Saturday 2 April 2011

Meanwhile, down in the ghetto

It's London Lesbian & Gay Film Festival time, again (albeit this year a much condensed festival following Age of Austerity cut-backs).


It actually started on Thursday with a screening of Gregg Araki's delirious Kaboom, about which I have reported before.


But surely it does no harm to provide you with one or two visual, er, highlights from that film, just to refresh your memories...


This, of course, is Chris Zylka, playing a "straight" surfer boy who is apparently dumb as a box of rocks and is seen here having been caught trying to learn how to auto-fellate.

Yes...

Anyway, last night's film was the altogether less jolly but, perhaps, "better" film Les Amours Imaginaires (ludicrously translated as Heartbeats).


By French-Canadian genius film-maker Xavier Dolan (whose I Killed my Mother was one of the best LLGFF films last year), Heartbeats is as emotionally raw a film as I have seen in a long time.


It's all about yearning and overwhelming lust and love and jealousy and friendship.


Dolan himself also stars (why does one person get so much talent and all the beauty, damnit?), and gives us another selfless, awe-inspiring display.


Monia Chokri, as his uber-stylish best friend (she has some sort of Audrey Hepburn fixation), is equally good.


And Niels Schneider figures large as the totty lust object. He is very, very convincing in this role. He is by no means a gym-pumped steroid-stud, and is all the more naturally lustable for it.

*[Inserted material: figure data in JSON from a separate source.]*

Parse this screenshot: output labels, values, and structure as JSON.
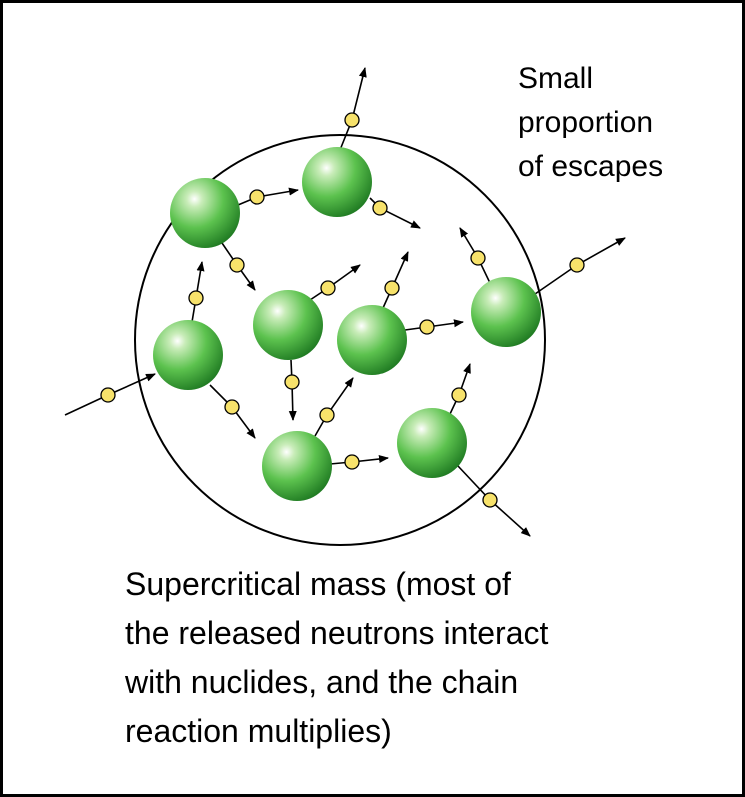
{
  "annotation": {
    "lines": [
      "Small",
      "proportion",
      "of escapes"
    ]
  },
  "caption": {
    "lines": [
      "Supercritical mass (most of",
      "the released neutrons interact",
      "with nuclides, and the chain",
      "reaction multiplies)"
    ]
  }
}
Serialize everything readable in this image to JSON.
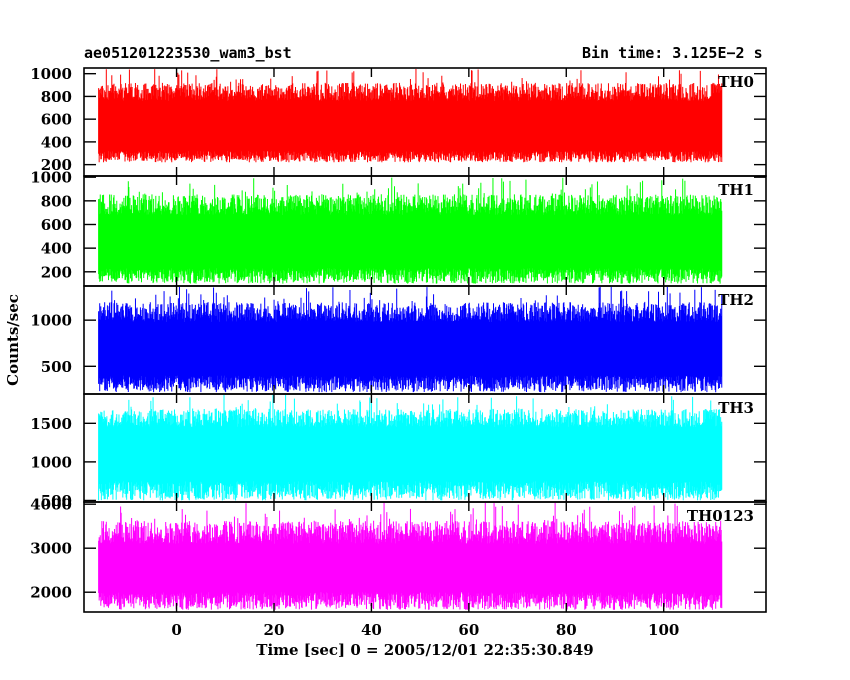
{
  "header": {
    "title": "ae051201223530_wam3_bst",
    "bin_time": "Bin time: 3.125E−2 s"
  },
  "chart_data": {
    "type": "line",
    "title": "ae051201223530_wam3_bst",
    "subtitle": "Bin time: 3.125E−2 s",
    "xlabel": "Time [sec] 0 = 2005/12/01 22:35:30.849",
    "ylabel": "Counts/sec",
    "xlim": [
      -19,
      121
    ],
    "xticks": [
      0,
      20,
      40,
      60,
      80,
      100
    ],
    "x_data_range": [
      -16,
      112
    ],
    "bin_time_s": 0.03125,
    "grid": false,
    "legend": "none",
    "panels": [
      {
        "name": "TH0",
        "color": "#ff0000",
        "ylim": [
          100,
          1050
        ],
        "yticks": [
          200,
          400,
          600,
          800,
          1000
        ],
        "approx_low": [
          220,
          320
        ],
        "approx_high": [
          760,
          1050
        ]
      },
      {
        "name": "TH1",
        "color": "#00ff00",
        "ylim": [
          80,
          1010
        ],
        "yticks": [
          200,
          400,
          600,
          800,
          1000
        ],
        "approx_low": [
          100,
          230
        ],
        "approx_high": [
          680,
          1000
        ]
      },
      {
        "name": "TH2",
        "color": "#0000ff",
        "ylim": [
          200,
          1370
        ],
        "yticks": [
          500,
          1000
        ],
        "approx_low": [
          220,
          400
        ],
        "approx_high": [
          980,
          1370
        ]
      },
      {
        "name": "TH3",
        "color": "#00ffff",
        "ylim": [
          480,
          1880
        ],
        "yticks": [
          500,
          1000,
          1500
        ],
        "approx_low": [
          500,
          750
        ],
        "approx_high": [
          1450,
          1880
        ]
      },
      {
        "name": "TH0123",
        "color": "#ff00ff",
        "ylim": [
          1550,
          4050
        ],
        "yticks": [
          2000,
          3000,
          4000
        ],
        "approx_low": [
          1600,
          2000
        ],
        "approx_high": [
          3100,
          4050
        ]
      }
    ]
  }
}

The film features "inter-titles" in the form of talking heads telling us of their apparently real-life experiences in breaking-up or being stalker or stalkee. These don't seem to me to add much to the film and, instead, tend to get in the way of our identification with the characters.


But that's a minor quibble about a film which has so much to offer -- the nervous and inappropriate giggles of the audience showed just how often this movie touched the raw emotional nerves buried not so deep in all of us. Grisly but gripping. The new small-but-beautifully-formed LLGFF is off to a corkingly good start.

Cock count: I should add that there is, disappointingly, no cock whatsoever in Heartbeats, while Kaboom (unusually for Araki) does have some: an extraordinarily brief blink-and-you'll-miss-it flash of Chris Zylka's modest winkie, and a very distant full-frontal shot (which seemed shorter than when I last saw this film) of star Thomas Dekker in a dream sequence. This is a disappointingly low cock count, if I may say so.

2 comments:

sticks said...

I agree with you about 'Heartbeats' in everything you say. (Why 'Heartbeats'? A more direct translation of the French title wouldn't have been misleading.) Like you, I found the talking heads at best a distraction, at worst confusing. My friend tried to explain them as being the reality and the main film a sort of dream sequence of their experiences: that seems a little far-fetched.

I thought the camera work was stylish and often startling, always excellent.

LeDuc said...

Completely agree with you about the camera-work, and I was particularly pleased to find that still of Monia Chokri -- one of the most daring shots in the film, I thought.

Cinematographers, like editors, rarely get the credit they deserve.